Dissimilarity between momentum and scalar transfer is observed in the characteristics of ejection–sweep motions. For example, the flux contributions and time fractions of ejections and sweeps are different for momentum and scalars. The relative importance of ejections and sweeps is also different for momentum and scalars. The time fractions of sweeps at 47 m are slightly larger than those of ejections for \(\hbox {CO}_{2}\) flux but smaller than or close to those of ejections for momentum, heat and water vapour fluxes. The departures of the characteristics of ejections and sweeps from Gaussian model predictions are larger for scalars than for momentum under unstable conditions. As compared to the CEM, the ICEM also reproduces the imbalance between contributions from ejections and sweeps for the momentum flux; nevertheless, the ICEM does not work well for \(\hbox {CO}_{2}\) at 47 m due to the breakdown of its assumption.
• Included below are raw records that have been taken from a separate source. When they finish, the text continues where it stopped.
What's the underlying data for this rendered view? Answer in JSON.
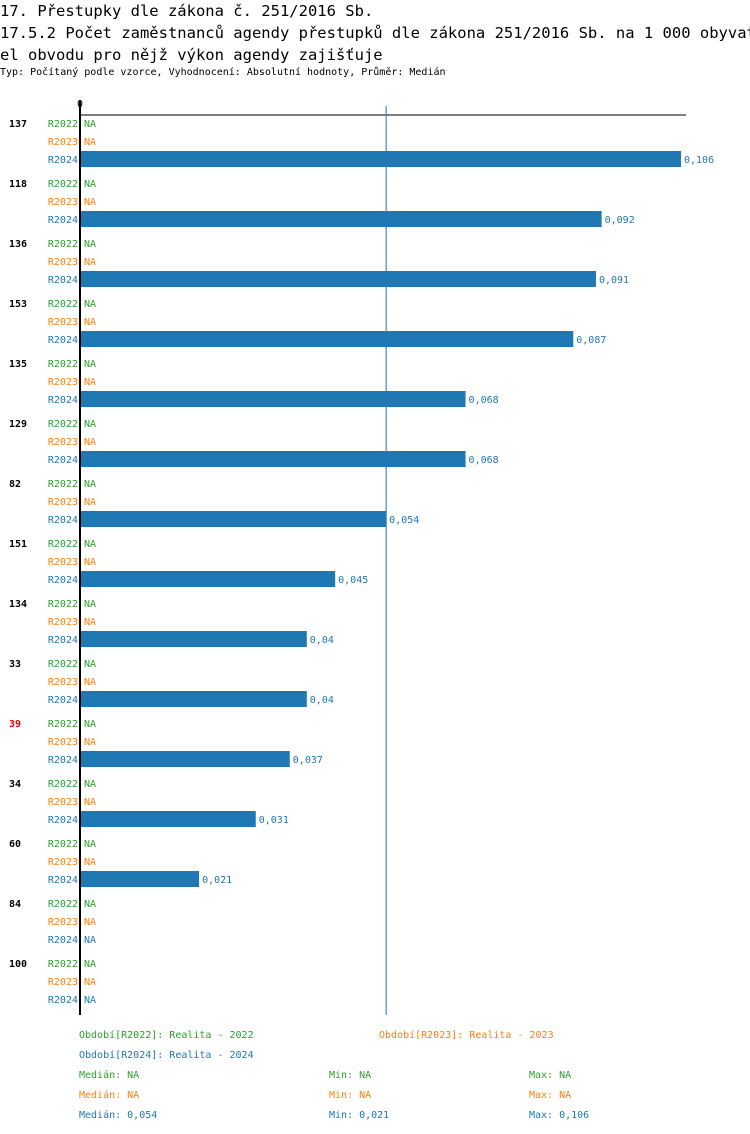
{
  "header": {
    "title": "17. Přestupky dle zákona č. 251/2016 Sb.",
    "subtitle_line1": "17.5.2 Počet zaměstnanců agendy přestupků dle zákona 251/2016 Sb. na 1 000 obyvat",
    "subtitle_line2": "el obvodu pro nějž výkon agendy zajišťuje",
    "meta": "Typ: Počítaný podle vzorce, Vyhodnocení: Absolutní hodnoty, Průměr: Medián"
  },
  "colors": {
    "R2022": "#2ca02c",
    "R2023": "#ff7f0e",
    "R2024": "#1f77b4",
    "highlight": "#e00000"
  },
  "chart_data": {
    "type": "bar",
    "orientation": "horizontal",
    "axis_zero_label": "0",
    "xlim": [
      0,
      0.106
    ],
    "median_line": 0.054,
    "series_names": [
      "R2022",
      "R2023",
      "R2024"
    ],
    "na_label": "NA",
    "categories": [
      "137",
      "118",
      "136",
      "153",
      "135",
      "129",
      "82",
      "151",
      "134",
      "33",
      "39",
      "34",
      "60",
      "84",
      "100"
    ],
    "highlighted_category": "39",
    "series": [
      {
        "name": "R2022",
        "values": [
          null,
          null,
          null,
          null,
          null,
          null,
          null,
          null,
          null,
          null,
          null,
          null,
          null,
          null,
          null
        ]
      },
      {
        "name": "R2023",
        "values": [
          null,
          null,
          null,
          null,
          null,
          null,
          null,
          null,
          null,
          null,
          null,
          null,
          null,
          null,
          null
        ]
      },
      {
        "name": "R2024",
        "values": [
          0.106,
          0.092,
          0.091,
          0.087,
          0.068,
          0.068,
          0.054,
          0.045,
          0.04,
          0.04,
          0.037,
          0.031,
          0.021,
          null,
          null
        ],
        "labels": [
          "0,106",
          "0,092",
          "0,091",
          "0,087",
          "0,068",
          "0,068",
          "0,054",
          "0,045",
          "0,04",
          "0,04",
          "0,037",
          "0,031",
          "0,021",
          "NA",
          "NA"
        ]
      }
    ]
  },
  "legend": {
    "r2022": "Období[R2022]: Realita - 2022",
    "r2023": "Období[R2023]: Realita - 2023",
    "r2024": "Období[R2024]: Realita - 2024"
  },
  "stats": [
    {
      "median": "Medián: NA",
      "min": "Min: NA",
      "max": "Max: NA"
    },
    {
      "median": "Medián: NA",
      "min": "Min: NA",
      "max": "Max: NA"
    },
    {
      "median": "Medián: 0,054",
      "min": "Min: 0,021",
      "max": "Max: 0,106"
    }
  ]
}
These dissimilarities in the characteristics of turbulent structures are strongly linked to the different transport efficiencies of momentum and scalars.
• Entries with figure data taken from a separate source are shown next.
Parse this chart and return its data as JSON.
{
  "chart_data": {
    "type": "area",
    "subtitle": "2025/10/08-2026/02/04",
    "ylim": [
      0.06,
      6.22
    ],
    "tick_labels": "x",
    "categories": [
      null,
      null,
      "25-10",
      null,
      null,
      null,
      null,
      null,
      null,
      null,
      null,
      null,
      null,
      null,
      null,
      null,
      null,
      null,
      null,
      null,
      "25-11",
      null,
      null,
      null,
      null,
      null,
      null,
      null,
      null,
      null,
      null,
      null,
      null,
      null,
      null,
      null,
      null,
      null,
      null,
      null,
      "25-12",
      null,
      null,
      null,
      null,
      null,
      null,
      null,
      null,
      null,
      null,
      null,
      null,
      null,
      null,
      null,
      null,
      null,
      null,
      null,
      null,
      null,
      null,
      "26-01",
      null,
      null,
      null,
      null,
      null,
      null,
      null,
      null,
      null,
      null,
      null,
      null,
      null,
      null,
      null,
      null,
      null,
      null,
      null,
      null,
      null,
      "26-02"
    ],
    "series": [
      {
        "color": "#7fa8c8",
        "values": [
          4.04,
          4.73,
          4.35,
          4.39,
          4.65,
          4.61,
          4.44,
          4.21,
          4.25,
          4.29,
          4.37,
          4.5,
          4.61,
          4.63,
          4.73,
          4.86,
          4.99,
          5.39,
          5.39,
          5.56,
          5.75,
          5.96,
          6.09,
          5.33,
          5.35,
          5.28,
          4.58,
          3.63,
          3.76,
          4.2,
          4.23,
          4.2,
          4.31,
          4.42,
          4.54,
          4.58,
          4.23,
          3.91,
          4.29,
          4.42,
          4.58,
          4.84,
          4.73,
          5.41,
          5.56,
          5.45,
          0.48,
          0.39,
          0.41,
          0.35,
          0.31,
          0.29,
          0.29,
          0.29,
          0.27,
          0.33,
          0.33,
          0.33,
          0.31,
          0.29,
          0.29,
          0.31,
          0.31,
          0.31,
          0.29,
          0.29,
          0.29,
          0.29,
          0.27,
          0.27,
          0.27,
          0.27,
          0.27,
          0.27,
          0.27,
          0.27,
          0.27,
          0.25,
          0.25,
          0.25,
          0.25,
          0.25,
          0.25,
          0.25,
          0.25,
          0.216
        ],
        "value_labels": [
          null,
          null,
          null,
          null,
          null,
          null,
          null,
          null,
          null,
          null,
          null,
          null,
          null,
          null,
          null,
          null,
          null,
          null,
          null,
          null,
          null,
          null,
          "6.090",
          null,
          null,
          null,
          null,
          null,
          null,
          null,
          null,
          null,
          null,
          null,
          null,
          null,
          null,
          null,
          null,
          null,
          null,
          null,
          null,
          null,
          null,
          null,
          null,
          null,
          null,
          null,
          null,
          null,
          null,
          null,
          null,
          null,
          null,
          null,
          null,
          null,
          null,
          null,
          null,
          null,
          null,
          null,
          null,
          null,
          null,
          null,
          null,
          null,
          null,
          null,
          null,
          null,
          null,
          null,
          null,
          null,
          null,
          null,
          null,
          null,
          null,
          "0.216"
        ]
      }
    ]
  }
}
A transport efficiency measure based on quadrant analysis, together with the traditional transport efficiency measure based on the correlation coefficient, are used to quantify the dissimilarity between the turbulent transport of momentum and scalars. The results indicate that atmospheric stability has important effects on transport efficiencies of momentum and heat; under unstable conditions, the transport efficiency of momentum decreases as instability increases while the transport efficiency of heat increases; under stable conditions, the transport efficiency of momentum decreases while the transport efficiency of heat does not display a clear trend. The transport efficiencies of momentum and heat are also compared to fitted functions from three previous studies of which two are based on experimental datasets over urban canopies. Our results are in broad agreement with these studies, particularly for momentum. Nevertheless, some discrepancies are observed under near-neutral and stable conditions.
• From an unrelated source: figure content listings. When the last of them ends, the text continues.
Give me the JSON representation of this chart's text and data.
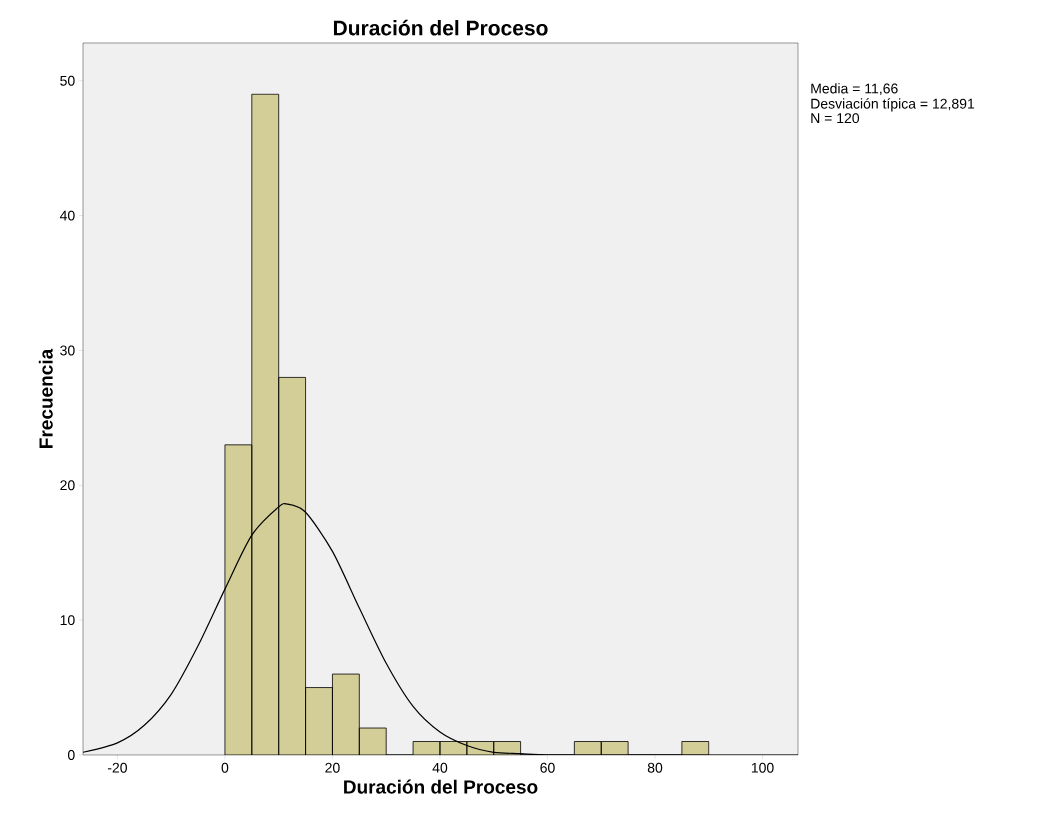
{
  "chart_data": {
    "type": "histogram",
    "title": "Duración del Proceso",
    "xlabel": "Duración del Proceso",
    "ylabel": "Frecuencia",
    "annotations": [
      "Media = 11,66",
      "Desviación típica = 12,891",
      "N = 120"
    ],
    "xlim": [
      -26.4,
      106.6
    ],
    "ylim": [
      0,
      52.8
    ],
    "xticks": [
      -20,
      0,
      20,
      40,
      60,
      80,
      100
    ],
    "yticks": [
      0,
      10,
      20,
      30,
      40,
      50
    ],
    "grid": false,
    "series": [
      {
        "type": "histogram",
        "color": "#d3ce97",
        "bins": [
          0,
          5,
          10,
          15,
          20,
          25,
          30,
          35,
          40,
          45,
          50,
          55,
          60,
          65,
          70,
          75,
          80,
          85,
          90
        ],
        "values": [
          23,
          49,
          28,
          5,
          6,
          2,
          0,
          1,
          1,
          1,
          1,
          0,
          0,
          1,
          1,
          0,
          0,
          1
        ]
      },
      {
        "type": "line",
        "color": "#000000",
        "x": [
          -26.4,
          -20,
          -15,
          -10,
          -5,
          0,
          5,
          10,
          11.66,
          15,
          20,
          25,
          30,
          35,
          40,
          45,
          50,
          55,
          60,
          70,
          106.6
        ],
        "values": [
          0.2,
          0.9,
          2.2,
          4.5,
          8.1,
          12.3,
          16.3,
          18.4,
          18.6,
          18.0,
          15.1,
          10.9,
          6.8,
          3.6,
          1.7,
          0.7,
          0.2,
          0.1,
          0,
          0,
          0
        ]
      }
    ]
  }
}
Compared to the transport efficiency of heat, the transport efficiencies of water vapour and \(\hbox {CO}_{2}\) are not significantly altered by the atmospheric stability. The dissimilarity among the three scalars is further examined using the ratios of transport efficiencies of water vapour and \(\hbox {CO}_{2}\) to the transport efficiency of heat. Under very unstable conditions, heat is transported more efficiently than is water vapour and \(\hbox {CO}_{2}\), which is in agreement with many previous studies. As the atmosphere tends towards neutral, the ratios increase due to a significant decrease in the transport efficiency of heat. Under very stable conditions, the three scalars are transported similarly at 140 and 280 m; at 47 m, the transport of water vapour is more efficient than that of \(\hbox {CO}_{2}\), which is in agreement with the finding that the time fractions of sweeps are larger for \(\hbox {CO}_{2}\) given that sweeps are the dominant mechanism for scalar transport in the roughness sublayer. The dissimilarity among scalars is caused by the combination of the active role of temperature and the surface heterogeneity effect.

There are some limitations of this study that are important to appreciate. First, the results are based on measurements at three levels but it is well-known that turbulence changes significantly with heights even within the same layer as shown in Fig. 1. As such, the results might not represent the whole picture of a given layer. Second, the sources and sinks for scalars are likely to vary seasonally and annually. The rapid urbanization in Beijing can also lead to changes in the surface properties, which will affect the turbulent transport of momentum and scalars within and above the urban canopy. These effects are not considered here but may be important for other applications.